Adjusting for proper gas flow is not an exact science, though general guidelines are published all over the web and are available with a click of a button. Gas is expensive and too much is a waste, and can even cause issues with turbulence and gas coverage over the weld, leading to the same problem experienced with too little gas flow:  welding porosity.

Whether it is for MIG or for TIG welding, adjusting gas flow can be done fairly simply. One thing to keep in mind is that the same gas flow rate may not always work, if any one condition is changed. Changing the joint type, location of the part to be welded, or just changing the cup size can affect gas coverage on a weld, so knowing how to compensate is important, despite what the charts and graphs say.

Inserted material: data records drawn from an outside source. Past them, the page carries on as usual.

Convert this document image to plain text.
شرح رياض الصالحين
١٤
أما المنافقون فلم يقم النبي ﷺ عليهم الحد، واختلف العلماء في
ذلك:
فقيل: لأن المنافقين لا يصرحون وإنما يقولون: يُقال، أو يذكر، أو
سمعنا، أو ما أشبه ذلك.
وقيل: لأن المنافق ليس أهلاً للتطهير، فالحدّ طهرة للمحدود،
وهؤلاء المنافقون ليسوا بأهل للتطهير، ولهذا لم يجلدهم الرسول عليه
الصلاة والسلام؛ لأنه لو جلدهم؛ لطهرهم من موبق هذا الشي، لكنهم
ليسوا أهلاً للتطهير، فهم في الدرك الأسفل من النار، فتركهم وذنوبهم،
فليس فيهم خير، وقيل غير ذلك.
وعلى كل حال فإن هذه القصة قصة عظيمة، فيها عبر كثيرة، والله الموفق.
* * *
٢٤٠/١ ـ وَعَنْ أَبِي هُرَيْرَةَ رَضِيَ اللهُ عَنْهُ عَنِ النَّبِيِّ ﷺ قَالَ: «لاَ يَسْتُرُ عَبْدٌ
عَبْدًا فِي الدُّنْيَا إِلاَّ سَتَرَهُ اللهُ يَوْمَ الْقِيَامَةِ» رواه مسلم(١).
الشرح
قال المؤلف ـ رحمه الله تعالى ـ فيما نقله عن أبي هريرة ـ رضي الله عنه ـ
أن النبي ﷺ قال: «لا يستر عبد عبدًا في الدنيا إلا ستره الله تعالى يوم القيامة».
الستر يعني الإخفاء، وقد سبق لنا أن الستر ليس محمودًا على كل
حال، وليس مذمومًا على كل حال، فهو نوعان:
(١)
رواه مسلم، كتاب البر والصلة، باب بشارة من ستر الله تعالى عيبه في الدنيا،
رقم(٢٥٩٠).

To make a proper adjustment to the gas flow rate, set the gas flow to a point where the gas can be heard flowing through the torch head in a slow hiss without having to strain to hear it. Then start a series of test welds. Each weld should be just long enough to see clearly the gas coverage, with sufficient distance between the start and the end of the weld, to see a regular pattern of gas coverage. Between each weld, turn the gas flow down little by little, repeating the weld until you see welding porosity begin to form in the weld. When the porosity begins to form, increase the flow just until the welding porosity disappears. Then, simply add about 1 cfh or .5 lpm to give a measure of insurance against drafts and changes in welding conditions.